I believe that Prohibited Transactoin Class Exemption 92-6 may shed some light on this. It says that it's OK to sell an individual life insurance or annuity contract to a participant, a relative of a participant, an employer or another employee benefit plan if:

1. The participant is the insured under the contract,

2. Such relative is a family member,

3. "The contract would, but for the sale, be surrendered by the plan"

4. If sold to anyone other than the insured, the insured has to agree to the sale,

5. The amount received by the plan is at least equal to the amount necessary to put the plan in the same cash position as it would have been if it had retained the policy and surrendered it,

6. the plan can't discriminate in favor of plan participants who are officers, shareholders or HCEs.

Hope this helps out!

Guest P A Weick
Posted

Prohibited Transaction Class Exemptions 77-8 and 92-6 allow a participant to purchase insurance on his/her life from a plan.

Posted

Going back to my original question and based on this information, is it OK to do? (see below)

Maybe I have not understood everthing said, but could the participant simply purchase the policy out of the plan. Meaning, could she come out of pocket for the cash value which would remove the policy and not create a distribution?

Posted

I still say no, she cannot purchase the policy directly from the plan.

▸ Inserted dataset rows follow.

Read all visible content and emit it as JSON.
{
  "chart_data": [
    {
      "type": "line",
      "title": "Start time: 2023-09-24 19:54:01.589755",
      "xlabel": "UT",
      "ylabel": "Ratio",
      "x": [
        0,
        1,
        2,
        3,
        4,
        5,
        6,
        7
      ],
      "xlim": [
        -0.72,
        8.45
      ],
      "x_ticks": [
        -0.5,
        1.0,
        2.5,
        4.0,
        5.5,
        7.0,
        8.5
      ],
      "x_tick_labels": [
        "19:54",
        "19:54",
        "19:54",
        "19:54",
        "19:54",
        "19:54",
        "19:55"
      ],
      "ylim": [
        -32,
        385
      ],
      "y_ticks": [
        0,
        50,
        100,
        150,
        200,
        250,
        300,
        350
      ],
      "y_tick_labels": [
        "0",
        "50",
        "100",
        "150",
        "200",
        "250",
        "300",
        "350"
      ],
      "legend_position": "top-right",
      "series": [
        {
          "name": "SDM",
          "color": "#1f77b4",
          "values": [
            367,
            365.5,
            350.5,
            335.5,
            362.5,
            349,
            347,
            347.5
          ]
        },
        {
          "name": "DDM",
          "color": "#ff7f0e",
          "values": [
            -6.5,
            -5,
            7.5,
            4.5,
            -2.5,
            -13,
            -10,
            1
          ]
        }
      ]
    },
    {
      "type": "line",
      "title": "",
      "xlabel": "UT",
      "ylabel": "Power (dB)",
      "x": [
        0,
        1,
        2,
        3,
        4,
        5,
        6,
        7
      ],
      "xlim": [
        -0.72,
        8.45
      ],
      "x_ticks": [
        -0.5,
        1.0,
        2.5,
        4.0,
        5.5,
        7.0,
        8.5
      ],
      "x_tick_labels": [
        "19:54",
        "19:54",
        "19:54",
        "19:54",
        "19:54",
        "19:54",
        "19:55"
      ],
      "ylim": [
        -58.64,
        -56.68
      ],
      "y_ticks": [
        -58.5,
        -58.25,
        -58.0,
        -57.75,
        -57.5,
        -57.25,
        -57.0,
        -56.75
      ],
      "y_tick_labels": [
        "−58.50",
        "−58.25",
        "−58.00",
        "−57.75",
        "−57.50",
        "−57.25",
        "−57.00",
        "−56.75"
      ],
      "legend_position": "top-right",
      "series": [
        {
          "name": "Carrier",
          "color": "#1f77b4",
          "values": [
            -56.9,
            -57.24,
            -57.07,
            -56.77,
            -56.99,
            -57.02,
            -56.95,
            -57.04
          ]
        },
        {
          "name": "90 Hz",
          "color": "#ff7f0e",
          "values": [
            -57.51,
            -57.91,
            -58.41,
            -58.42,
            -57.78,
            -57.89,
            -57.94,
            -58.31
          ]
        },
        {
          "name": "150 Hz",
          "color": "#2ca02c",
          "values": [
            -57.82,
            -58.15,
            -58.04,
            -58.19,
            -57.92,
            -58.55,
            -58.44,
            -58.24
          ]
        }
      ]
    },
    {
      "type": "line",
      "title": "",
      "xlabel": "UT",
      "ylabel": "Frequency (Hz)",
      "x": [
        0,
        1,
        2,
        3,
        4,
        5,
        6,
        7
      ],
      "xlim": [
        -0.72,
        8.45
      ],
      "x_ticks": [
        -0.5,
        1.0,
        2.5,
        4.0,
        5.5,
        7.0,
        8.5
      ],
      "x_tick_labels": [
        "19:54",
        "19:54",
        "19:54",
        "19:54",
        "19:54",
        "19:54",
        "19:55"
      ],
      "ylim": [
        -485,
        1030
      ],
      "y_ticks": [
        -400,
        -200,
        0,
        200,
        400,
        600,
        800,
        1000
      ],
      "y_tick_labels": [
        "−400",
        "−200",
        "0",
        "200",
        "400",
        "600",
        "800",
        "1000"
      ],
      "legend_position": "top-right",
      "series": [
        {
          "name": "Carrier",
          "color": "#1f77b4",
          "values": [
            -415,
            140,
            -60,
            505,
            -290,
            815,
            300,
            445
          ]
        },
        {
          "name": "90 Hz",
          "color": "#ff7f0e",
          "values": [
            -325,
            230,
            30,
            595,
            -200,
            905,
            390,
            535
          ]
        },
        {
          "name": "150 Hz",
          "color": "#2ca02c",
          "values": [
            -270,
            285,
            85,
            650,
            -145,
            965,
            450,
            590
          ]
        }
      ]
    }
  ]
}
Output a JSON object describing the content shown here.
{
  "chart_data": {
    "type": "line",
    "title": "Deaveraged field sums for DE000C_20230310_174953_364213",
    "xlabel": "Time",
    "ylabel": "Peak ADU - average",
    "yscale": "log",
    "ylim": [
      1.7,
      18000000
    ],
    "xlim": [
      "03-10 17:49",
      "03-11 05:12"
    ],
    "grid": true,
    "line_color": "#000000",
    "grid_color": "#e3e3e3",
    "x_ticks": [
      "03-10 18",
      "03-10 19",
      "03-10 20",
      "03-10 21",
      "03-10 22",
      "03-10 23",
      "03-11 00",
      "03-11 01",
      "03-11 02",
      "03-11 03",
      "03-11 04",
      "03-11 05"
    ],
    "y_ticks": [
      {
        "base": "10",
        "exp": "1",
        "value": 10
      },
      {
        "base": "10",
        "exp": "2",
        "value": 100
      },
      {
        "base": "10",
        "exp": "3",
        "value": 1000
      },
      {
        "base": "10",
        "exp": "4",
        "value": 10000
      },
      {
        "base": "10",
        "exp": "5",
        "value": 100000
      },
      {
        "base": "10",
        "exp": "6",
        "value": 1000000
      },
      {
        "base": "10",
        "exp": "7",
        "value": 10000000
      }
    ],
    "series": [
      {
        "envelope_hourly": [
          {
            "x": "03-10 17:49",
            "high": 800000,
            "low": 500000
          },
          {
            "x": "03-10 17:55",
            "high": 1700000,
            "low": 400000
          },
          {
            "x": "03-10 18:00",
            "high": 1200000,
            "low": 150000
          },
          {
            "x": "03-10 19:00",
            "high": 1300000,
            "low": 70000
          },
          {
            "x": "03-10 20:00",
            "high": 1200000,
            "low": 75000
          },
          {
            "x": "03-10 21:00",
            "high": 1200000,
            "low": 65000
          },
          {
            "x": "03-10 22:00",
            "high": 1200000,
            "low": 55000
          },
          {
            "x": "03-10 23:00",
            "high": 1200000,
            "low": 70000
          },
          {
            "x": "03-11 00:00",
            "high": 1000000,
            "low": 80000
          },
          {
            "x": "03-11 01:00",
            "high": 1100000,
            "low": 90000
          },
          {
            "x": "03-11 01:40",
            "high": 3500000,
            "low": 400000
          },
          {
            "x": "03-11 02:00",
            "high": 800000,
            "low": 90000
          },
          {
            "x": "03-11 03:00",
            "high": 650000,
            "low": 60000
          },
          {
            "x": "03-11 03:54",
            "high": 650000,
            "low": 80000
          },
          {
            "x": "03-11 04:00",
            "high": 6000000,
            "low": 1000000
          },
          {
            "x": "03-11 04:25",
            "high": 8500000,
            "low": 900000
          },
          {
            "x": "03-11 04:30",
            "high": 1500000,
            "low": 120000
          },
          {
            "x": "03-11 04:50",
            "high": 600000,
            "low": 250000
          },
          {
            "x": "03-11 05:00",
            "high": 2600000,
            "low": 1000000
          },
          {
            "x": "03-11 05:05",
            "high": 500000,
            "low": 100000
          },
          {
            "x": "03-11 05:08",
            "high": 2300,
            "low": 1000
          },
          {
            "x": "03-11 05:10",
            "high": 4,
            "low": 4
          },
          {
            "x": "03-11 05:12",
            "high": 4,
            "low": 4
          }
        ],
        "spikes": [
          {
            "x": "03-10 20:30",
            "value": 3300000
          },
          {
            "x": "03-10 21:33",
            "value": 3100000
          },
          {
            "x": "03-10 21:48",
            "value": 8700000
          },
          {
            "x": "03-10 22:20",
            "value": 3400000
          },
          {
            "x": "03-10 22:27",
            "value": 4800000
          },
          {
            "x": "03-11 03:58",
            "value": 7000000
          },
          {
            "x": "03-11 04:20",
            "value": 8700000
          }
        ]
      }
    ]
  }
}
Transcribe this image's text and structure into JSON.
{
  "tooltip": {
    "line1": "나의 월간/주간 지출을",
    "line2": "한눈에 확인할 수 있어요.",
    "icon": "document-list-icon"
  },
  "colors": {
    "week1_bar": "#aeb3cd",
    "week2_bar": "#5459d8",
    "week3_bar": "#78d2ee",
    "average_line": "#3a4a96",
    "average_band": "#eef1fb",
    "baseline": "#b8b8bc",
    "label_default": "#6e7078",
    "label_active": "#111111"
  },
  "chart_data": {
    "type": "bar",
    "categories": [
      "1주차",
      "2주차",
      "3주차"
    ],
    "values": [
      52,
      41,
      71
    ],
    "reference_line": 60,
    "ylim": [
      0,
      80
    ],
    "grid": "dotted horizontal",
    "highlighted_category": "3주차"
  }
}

The policy must first be stripped of its cash value, ownership transferred to her by the Trustee, participant replaces the cash value personally once the policy is outside the plan. My reasoning is that her monies entering the plan for the purchase would be considered "after tax" monies similar to a loan repayment. In order to maintain the tax deferred status, my opinion is that the replacement of cash value by the participant has to occur outside of the plan. Most plans do not allow after tax contributions and those that due have testing, etc.

Posted

Pre-tax, post-tax has nothing to do with it.

This is a change in investments that are available under the plan. In practice, it occurs.